Turnings: Shifting Shape and Function of Friendships Over a Lifetime

Among the many kinds of relationships in which we are engaged – and which we need for our own sanity and survival—there is friendship. Denworth (2020, p. 8) makes the case:

“For both humans and animals, to be social is to behave in a way that affects another being. That behavior can be positive or negative. It can be subtle and small-a glance or a touch or a whisper. It can be big and booming and brawny, like a physical attack or a loud declaration. It can be anything in between. If primates, which, of course, includes us, are specialized for anything, it’s social behavior. We are gregarious. ln scientific terms, that doesn’t mean we all swing from the chandeliers or host never-ending parties, it simply means we are social creatures. We have always lived in groups and as those groups got bigger and more complex, we had to figure out how to navigate them and get along with one another. We had to know how to read emotions and recognize allies. As a group, we had to work out how to communicate, find food, and defend ourselves against predators. We had to learn to cooperate. As individuals, we had to know whom we could rely on in tough times and relax with in quiet times. In other words, we had to have friends.”

Over the many centuries of existence and evolution on this planet, we as human beings have certainly turn to our family and relatives for care and assistance. We have also turned to our friends. It is especially during our adolescent years and during the last several decades of life that we are most beholding to our friends. While family is particularly important during our middle years, friendship play a central role during our adolescent years as a source of learning, socialization and support.

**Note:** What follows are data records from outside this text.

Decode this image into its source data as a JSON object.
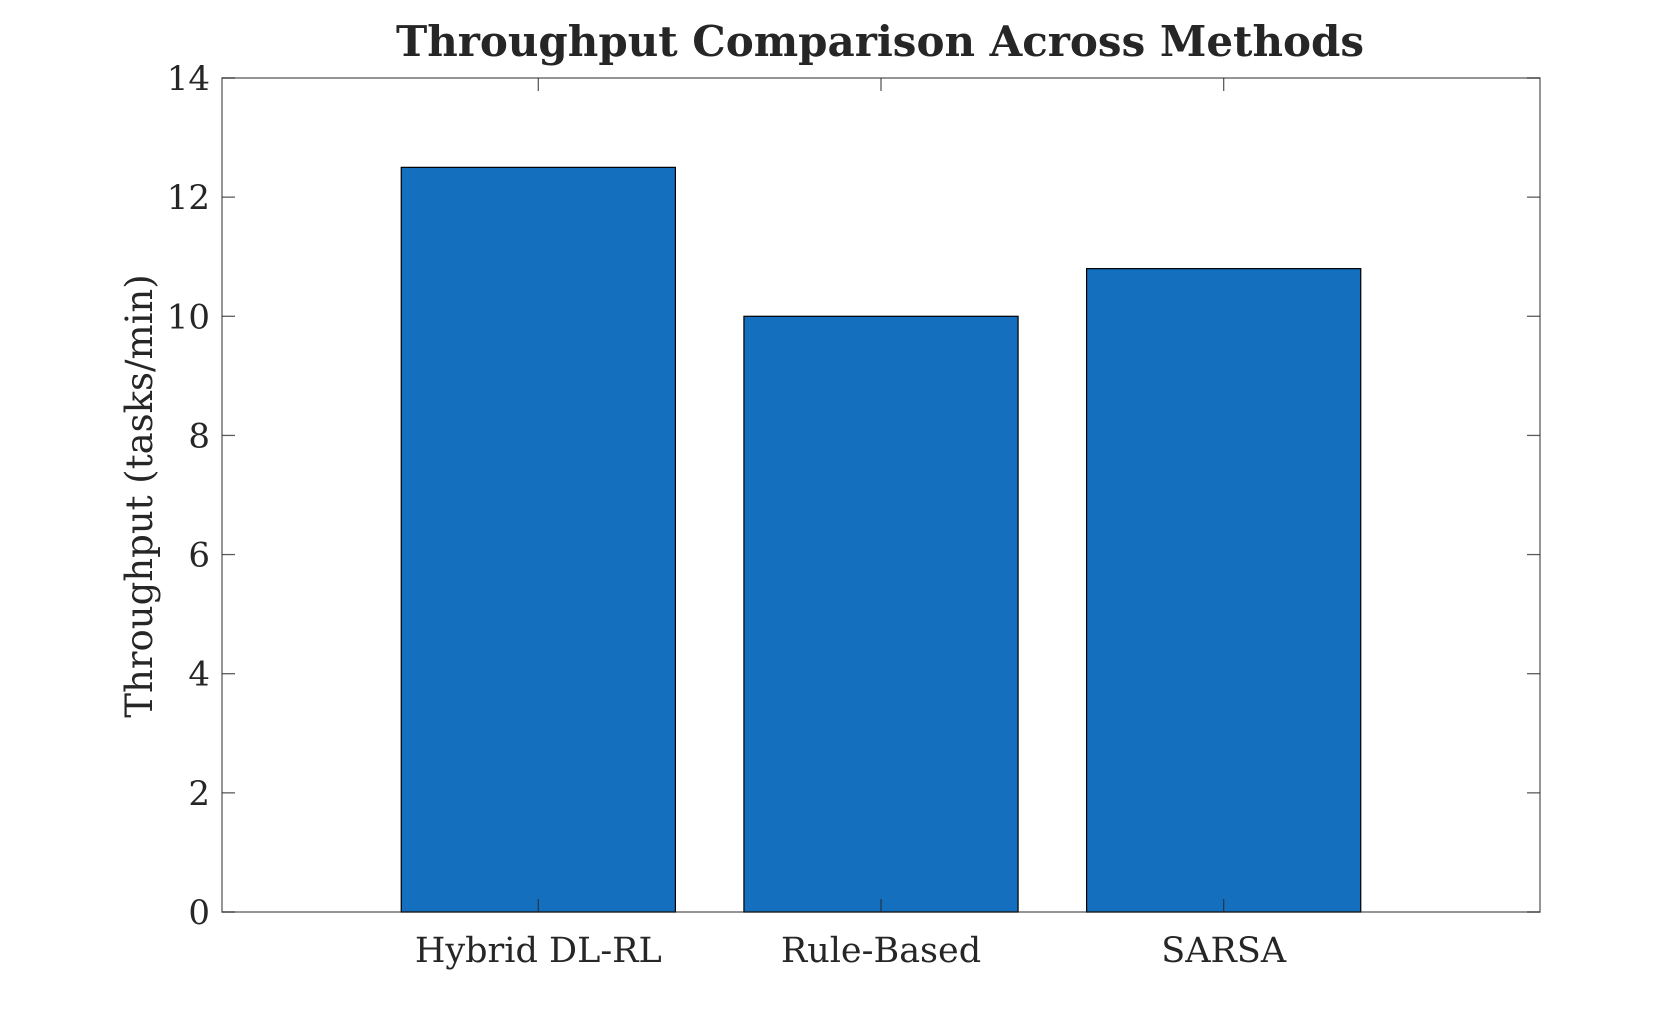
{
  "chart_data": {
    "type": "bar",
    "title": "Throughput Comparison Across Methods",
    "xlabel": "",
    "ylabel": "Throughput (tasks/min)",
    "categories": [
      "Hybrid DL-RL",
      "Rule-Based",
      "SARSA"
    ],
    "values": [
      12.5,
      10.0,
      10.8
    ],
    "ylim": [
      0,
      14
    ],
    "yticks": [
      0,
      2,
      4,
      6,
      8,
      10,
      12,
      14
    ],
    "ytick_labels": [
      "0",
      "2",
      "4",
      "6",
      "8",
      "10",
      "12",
      "14"
    ],
    "xlim": [
      0,
      5
    ],
    "bar_color": "#1470BE",
    "grid": false,
    "legend": "none"
  }
}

When we grow older, we tend to have fewer friends, but the friendship we do have become increasingly important (especially with the death of close family members). This curvilinear relationship (Denworth, 2020, p. 245) regarding the increasing, then decreasing, then increasing important of friendships speaks to the important shifts that tend to occur in the role played by friendships over a lifetime. These shifts are sometimes identified (poetically) as the Turnings of friendships in life (Denworth, 2020, p. 141)

Developmental Stages and Friendship

We dance with our friends in different ways as we grow older. It is not only a matter of the number and importance of friendships. The curvilinear shift upward and downward in friendship saliency provides only one of the turnings that typically occur in our friendships. In borrowing (and quoting) from the social neuroscience perspective of John Cacioppo and Gary Berntson, Lydia Denworth (2020, p. 80) proposes that these turnings often involve an intermixing of physiological changes in our bodies and shifting social expectations and needs on our part over time:

“The brain does not exist in isolation but rather is a fundamental­ component of developing and aging individuals who themselves are mere actors in the larger theater of life. This theater is undeniably social, beginning with prenatal care, mother-infant attachment, and early childhood experiences and ending with loneliness or social support and with familial or societal decisions about care for the elderly.”